A esses dois pontos acrescento a questão - que já foi citada aqui na lista, nesta reflexão - por que é que precisamos de interferência externa para administrar o que é o nosso fazer interno, cotidiano? Por que é que é precisamos de leis para estabelecer o que é certo, errado, adequado, não adequado, aceitável, não aceitável na nossa rotina de trabalho? Por que é que precisamos transferir uma responsabilidade que é nossa para a tutela do Estado?
Algumas tentativas de resposta: porque acreditamos que a educação deve vir de casa... porque professor não é psicólogo... porque os alunos vêm para escola e não querem nada... porque os alunos não entendem que têm que ficar quietos na hora de ficar quietos, e só falar quando lhes for dada essa condição... porque nós não ganhamos para isso... pra ficar estressados e nem para lidar com marginais...
Será que já ouvimos essas "verdades" por aí?
Pois, na contramão dessa realidade recheada de senso comum, peço a companhia do Frei Betto que diz que "Falta à escola abordar o sentido da existência." E afirmo que não é fácil, mas essa é a nossa tarefa, pessoal e intransferível. Esse é o nosso fazer profissional: ajudar a formar seres humanos. Seres humanos de verdade, daqueles que falam, riem, conversam, têm dor de cabeça, caganeira, choram, ficam com raiva, daqueles iguaizinhos a nós mesmos.

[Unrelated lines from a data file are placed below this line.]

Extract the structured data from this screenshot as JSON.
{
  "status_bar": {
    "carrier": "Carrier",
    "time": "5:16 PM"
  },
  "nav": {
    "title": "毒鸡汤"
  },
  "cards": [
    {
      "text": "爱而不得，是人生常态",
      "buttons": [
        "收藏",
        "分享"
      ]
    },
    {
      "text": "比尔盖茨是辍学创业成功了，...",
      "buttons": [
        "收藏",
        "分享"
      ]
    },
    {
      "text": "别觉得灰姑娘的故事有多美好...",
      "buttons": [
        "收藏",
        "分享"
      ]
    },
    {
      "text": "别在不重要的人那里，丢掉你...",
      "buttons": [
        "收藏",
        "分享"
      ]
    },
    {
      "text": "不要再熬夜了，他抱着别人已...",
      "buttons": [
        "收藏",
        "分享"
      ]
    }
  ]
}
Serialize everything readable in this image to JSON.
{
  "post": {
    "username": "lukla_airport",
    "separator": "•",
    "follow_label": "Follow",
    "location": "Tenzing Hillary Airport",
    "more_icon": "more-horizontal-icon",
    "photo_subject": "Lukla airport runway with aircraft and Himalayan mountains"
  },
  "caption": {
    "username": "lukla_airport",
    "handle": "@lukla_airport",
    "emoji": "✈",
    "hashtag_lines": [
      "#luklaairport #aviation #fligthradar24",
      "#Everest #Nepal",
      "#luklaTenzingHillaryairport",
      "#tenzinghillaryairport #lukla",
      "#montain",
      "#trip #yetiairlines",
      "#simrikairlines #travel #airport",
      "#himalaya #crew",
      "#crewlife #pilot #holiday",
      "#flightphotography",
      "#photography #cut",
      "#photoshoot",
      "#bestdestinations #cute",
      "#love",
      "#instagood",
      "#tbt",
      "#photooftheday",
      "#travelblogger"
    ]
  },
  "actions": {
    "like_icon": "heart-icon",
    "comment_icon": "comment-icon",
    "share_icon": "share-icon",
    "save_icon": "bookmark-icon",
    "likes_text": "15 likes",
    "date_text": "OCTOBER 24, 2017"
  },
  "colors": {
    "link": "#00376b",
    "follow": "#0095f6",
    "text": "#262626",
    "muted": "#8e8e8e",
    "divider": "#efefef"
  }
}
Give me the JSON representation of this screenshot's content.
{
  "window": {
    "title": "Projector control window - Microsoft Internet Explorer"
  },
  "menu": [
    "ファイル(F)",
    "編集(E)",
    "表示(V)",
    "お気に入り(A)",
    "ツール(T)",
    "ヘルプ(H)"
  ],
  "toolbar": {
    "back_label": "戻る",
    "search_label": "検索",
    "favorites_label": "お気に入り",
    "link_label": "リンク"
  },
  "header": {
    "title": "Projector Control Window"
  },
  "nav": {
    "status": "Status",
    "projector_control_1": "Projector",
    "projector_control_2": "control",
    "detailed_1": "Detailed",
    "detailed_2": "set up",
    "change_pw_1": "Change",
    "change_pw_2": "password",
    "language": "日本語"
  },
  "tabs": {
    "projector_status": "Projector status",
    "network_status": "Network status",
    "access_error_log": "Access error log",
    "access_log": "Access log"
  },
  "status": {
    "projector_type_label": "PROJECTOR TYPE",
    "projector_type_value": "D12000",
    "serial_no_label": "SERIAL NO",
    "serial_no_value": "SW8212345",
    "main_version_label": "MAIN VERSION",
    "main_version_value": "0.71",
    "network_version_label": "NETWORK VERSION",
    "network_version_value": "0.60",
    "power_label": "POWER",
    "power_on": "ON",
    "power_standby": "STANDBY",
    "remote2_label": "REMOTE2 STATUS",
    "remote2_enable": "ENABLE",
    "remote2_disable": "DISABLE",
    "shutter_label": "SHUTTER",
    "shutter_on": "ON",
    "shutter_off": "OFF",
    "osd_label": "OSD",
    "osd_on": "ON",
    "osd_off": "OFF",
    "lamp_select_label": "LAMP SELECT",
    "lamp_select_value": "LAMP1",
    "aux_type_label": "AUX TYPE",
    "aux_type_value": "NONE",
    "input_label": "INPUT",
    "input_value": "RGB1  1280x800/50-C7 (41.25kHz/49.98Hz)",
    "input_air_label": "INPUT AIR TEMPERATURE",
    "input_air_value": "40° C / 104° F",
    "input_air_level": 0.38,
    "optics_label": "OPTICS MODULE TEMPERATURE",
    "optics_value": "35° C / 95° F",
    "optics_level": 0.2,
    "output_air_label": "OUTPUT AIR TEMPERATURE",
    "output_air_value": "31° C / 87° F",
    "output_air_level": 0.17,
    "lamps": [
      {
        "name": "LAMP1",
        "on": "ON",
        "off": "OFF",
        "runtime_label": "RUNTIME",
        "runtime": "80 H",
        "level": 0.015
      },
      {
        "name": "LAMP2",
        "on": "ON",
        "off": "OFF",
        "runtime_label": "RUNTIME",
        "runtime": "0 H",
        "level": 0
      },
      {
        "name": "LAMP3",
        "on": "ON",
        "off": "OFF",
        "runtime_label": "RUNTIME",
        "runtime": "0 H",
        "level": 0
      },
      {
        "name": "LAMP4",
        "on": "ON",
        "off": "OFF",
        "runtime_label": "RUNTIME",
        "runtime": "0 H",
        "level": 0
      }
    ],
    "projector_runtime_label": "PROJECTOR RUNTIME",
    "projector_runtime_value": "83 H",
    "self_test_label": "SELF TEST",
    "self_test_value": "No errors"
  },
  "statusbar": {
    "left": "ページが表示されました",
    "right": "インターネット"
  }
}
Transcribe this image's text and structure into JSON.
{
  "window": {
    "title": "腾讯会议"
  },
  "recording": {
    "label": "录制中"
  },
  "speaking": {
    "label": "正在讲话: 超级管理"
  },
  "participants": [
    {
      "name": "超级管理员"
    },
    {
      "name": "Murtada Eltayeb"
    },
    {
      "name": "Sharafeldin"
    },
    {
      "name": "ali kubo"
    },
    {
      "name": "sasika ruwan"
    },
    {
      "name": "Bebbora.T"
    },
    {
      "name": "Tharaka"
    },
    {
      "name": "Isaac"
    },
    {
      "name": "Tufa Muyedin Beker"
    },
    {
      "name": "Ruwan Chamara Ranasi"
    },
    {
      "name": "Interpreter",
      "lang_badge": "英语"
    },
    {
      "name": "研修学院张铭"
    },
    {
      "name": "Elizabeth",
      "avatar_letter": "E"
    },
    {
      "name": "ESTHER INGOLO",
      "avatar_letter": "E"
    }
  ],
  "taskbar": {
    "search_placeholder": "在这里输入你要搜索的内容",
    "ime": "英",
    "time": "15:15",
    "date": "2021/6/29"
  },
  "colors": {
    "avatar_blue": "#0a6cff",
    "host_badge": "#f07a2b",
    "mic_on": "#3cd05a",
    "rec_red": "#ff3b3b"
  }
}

Temos que ser psicólogos sim, um pouco mães, um pouco pais, às vezes, pacientes, outras, impacientes. Somos educadores do/no Brasil, fazendo história e nos reconciliando com meninos e meninas que vivem castigados pela vida, por esse país afora.
Não somos repassadores de conteúdos cristalizados. Somos pessoas adultas numa relação de dar as mãos e caminhar juntos, de ensinar e aprender juntos.
Não dá pra burocratizar a relação professor com aluno. Entrar na escola, cumprimentar ou não os colegas, ir para a sala de aula, já pensando na hora de ir embora para fazer coisas mais importantes...
Digo sempre para os meus professores e alunos que Escola não é lugar de violência de qualquer espécie: física, moral, psicológica; assim como não é lugar de medo. Quem quiser sentir essas emoções, que frequente delegacias, presídios e quartéis.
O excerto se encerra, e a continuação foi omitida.